Per Petterson, Pas facile de voler des chevaux

pasfaciledevolerL’auteur : Avant de commencer à écrire, Per Petterson travaille durant plusieurs années comme ouvrier agricole, puis comme libraire et traducteur. En 1987, il publie un premier recueil de petites histoires non traduites en français. Les lecteurs français le découvrent lorsque les éditions Circé publient Jusqu’en Sibérie en 2002, puis Dans le sillage en 2005. En 2003, Pas facile de voler des chevaux obtient un très grand succès en Norvège, Allemagne et Grande-Bretagne et reçoit deux prix littéraires importants en Scandinavie. Il est traduit et édité par Gallimard en 2006, suivi de Maudit soit le fleuve du temps en 2010. Per Petterson vit dans un petit village norvégien isolé.
256 pages
Editeur :
Gallimard (2006) Existe en poche.
Traduction : Terje Sinding
Titre original :
Ut og stjaele hester

Pour un livre tiré de mes étagères (je n’ai pas dit de ma pile à lire, puisque ce n’est pas pour moi qu’il avait été acheté !), c’est une très bonne pioche, et je suis étonnée de ne pas l’avoir lu avant. Cet auteur apparaît d’abord un peu comme l’équivalent masculin d’Herbjorg Wassmo, entre grands paysages et sombres histoires de famille. Mais le paysage est différent, une région forestière du sud de la Norvège, proche de la frontière suédoise, et si l’histoire est imprégnée du sens de la famille, il ne faut pas y chercher d’aussi lourds secrets qu’avec son homologue des îles Lofoten. Quoique…
Le narrateur, un homme dans la soixantaine, vient de s’installer dans une maison isolée au milieu des bois pour y passer l’hiver. Cet endroit lui rappelle celui où il passait son enfance, notamment l’été de ses quinze ans, en 1948, où tout devait changer, entre amitiés adolescentes, premiers émois et surtout, au centre du roman, les relations entre père et fils. En effet, pour ces quelques semaines, sa mère et sa sœur étaient restées en ville et le jeune homme se sentait plus proche de son père, s’intéressait de plus près aux événements survenus quelques années plus tôt, pendant la guerre. Par courts tableaux, il évoque cet été, dont le souvenir est ravivé lorsqu’il fait connaissance de son voisin le plus proche, un homme un peu plus jeune que lui, qu’il reconnaît pour l’avoir côtoyé lors de ce fameux été.
Plein de sensibilité, le roman décrit d’une aussi belle manière la dérive des sentiments que des scènes forestières comme le flottage du bois sur la rivière. J’ai été touchée et emportée tout du long, alors que je craignais les sempiternels souvenirs d’enfance un peu mièvres. L’écriture comme la construction sont sobres, elliptiques. De très beaux passages m’ont enchantée, et une des rares fois où je commençais à trouver que les effets étaient un peu soulignés, tels une musique de film qui en rajoute sur l’image, l’auteur fait justement allusion à un film dont la grande scène change le destin du personnage, et il est le premier à s’en agacer. Comme dans la vie, le narrateur n’aura pas forcément une réponse précise à toutes les questions qui le taraudent, mais il sortira sans doute un peu différent de cette plongée dans ses souvenirs.
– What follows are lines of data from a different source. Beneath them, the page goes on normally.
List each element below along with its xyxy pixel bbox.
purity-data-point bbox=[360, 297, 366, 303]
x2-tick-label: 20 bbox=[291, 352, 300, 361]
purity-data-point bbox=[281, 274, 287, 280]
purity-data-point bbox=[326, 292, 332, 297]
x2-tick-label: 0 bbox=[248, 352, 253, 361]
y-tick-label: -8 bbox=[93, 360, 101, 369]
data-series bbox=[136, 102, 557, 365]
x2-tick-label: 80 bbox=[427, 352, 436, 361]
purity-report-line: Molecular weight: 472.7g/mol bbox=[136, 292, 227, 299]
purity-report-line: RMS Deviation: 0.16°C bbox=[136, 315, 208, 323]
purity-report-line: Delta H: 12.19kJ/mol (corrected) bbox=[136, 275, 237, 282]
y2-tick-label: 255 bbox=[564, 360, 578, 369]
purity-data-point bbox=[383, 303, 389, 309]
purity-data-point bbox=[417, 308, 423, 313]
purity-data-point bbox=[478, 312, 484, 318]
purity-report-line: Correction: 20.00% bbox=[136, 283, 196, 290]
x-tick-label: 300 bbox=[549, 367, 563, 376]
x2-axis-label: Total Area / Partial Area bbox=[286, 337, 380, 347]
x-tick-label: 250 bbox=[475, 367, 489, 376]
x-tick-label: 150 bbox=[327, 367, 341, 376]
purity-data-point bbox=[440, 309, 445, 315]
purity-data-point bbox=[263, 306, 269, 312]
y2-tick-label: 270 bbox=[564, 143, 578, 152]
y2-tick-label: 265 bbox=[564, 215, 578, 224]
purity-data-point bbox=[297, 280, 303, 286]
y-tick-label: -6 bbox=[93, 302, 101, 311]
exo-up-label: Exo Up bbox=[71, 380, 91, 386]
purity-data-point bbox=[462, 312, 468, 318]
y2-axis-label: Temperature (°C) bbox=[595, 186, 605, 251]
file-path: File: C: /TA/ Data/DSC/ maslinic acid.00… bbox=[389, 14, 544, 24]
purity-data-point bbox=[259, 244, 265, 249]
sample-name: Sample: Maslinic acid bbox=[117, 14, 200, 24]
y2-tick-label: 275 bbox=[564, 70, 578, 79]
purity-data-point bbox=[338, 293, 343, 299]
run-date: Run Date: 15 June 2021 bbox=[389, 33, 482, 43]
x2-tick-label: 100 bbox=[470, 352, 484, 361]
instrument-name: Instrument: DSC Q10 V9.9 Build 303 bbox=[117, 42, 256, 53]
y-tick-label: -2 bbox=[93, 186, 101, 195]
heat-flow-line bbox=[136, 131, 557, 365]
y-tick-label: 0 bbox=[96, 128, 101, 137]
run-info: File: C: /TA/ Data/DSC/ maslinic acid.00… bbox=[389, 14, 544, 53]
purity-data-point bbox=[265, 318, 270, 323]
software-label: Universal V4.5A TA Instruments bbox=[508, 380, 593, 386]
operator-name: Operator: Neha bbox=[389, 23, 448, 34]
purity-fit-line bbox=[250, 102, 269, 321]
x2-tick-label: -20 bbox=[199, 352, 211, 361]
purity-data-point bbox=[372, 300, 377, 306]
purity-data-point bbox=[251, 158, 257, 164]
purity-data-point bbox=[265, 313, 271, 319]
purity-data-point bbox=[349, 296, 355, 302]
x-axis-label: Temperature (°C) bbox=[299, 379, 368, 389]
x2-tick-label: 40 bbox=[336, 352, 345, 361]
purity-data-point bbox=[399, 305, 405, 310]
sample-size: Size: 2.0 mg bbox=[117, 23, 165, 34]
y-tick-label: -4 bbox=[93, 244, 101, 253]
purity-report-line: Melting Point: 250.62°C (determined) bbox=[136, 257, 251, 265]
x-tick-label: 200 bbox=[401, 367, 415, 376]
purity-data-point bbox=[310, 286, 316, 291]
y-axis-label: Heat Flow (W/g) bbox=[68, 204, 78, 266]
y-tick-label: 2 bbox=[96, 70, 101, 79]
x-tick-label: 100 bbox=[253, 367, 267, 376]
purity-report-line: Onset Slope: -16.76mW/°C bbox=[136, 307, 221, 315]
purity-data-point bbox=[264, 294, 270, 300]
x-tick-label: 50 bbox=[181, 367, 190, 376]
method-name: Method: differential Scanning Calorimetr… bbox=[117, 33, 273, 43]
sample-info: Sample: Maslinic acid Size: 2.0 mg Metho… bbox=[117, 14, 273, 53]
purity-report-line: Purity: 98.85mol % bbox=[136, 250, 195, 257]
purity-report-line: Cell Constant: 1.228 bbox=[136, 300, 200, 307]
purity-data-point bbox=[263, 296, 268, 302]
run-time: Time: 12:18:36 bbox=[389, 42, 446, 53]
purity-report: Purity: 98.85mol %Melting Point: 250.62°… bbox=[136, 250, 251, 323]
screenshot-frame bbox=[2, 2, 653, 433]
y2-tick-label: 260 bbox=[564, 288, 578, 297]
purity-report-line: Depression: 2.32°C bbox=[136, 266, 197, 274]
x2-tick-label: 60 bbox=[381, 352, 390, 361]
Extrait : Début novembre. Il est neuf heures. Les mésanges viennent se cogner à la fenêtre. Un peu assommées, il leur arrive de reprendre leur vol, mais parfois elles tombent et se débattent un moment dans la neige fraîche avant de retrouver l’usage de leurs ailes. Je me demande ce qu’elles peuvent bien venir chercher chez moi. Je jette un regard par la fenêtre donnant sur la forêt. Près du lac il y a une lueur rouge au-dessus des arbres. Le vent se lève. Je vois la forme du vent sur l’eau.

Les gens aiment bien qu’on leur raconte des choses avec modestie et sur le ton de la confidence, mais sans trop se livrer. Ainsi ils pensent vous connaître, mais ce n’est pas vrai. Ils connaissent des choses sur vous, ils ont appris certains détails, mais ils ne savent rien de vos sentiments ni de vos pensées, ils ignorent comment les événements de votre vie et les décisions que vous avez été amené à prendre ont fait de vous celui que vous êtes. Ils se contentent de vous attribuer leurs propres sentiments et leurs propres pensées ; avec leurs suppositions, ils reconstruisent une vie qui n’a pas grand-chose à voir avec la vôtre. Et vous êtes en sécurité. Si vous voulez rester à l’écart, personne ne peut vous atteindre. Il suffit de sourire poliment et de ne pas céder à la paranoïa ; malgré vos contorsions ils parleront de vous dans votre dos, vous ne pourrez pas l’éviter. Et vous feriez sans doute pareil.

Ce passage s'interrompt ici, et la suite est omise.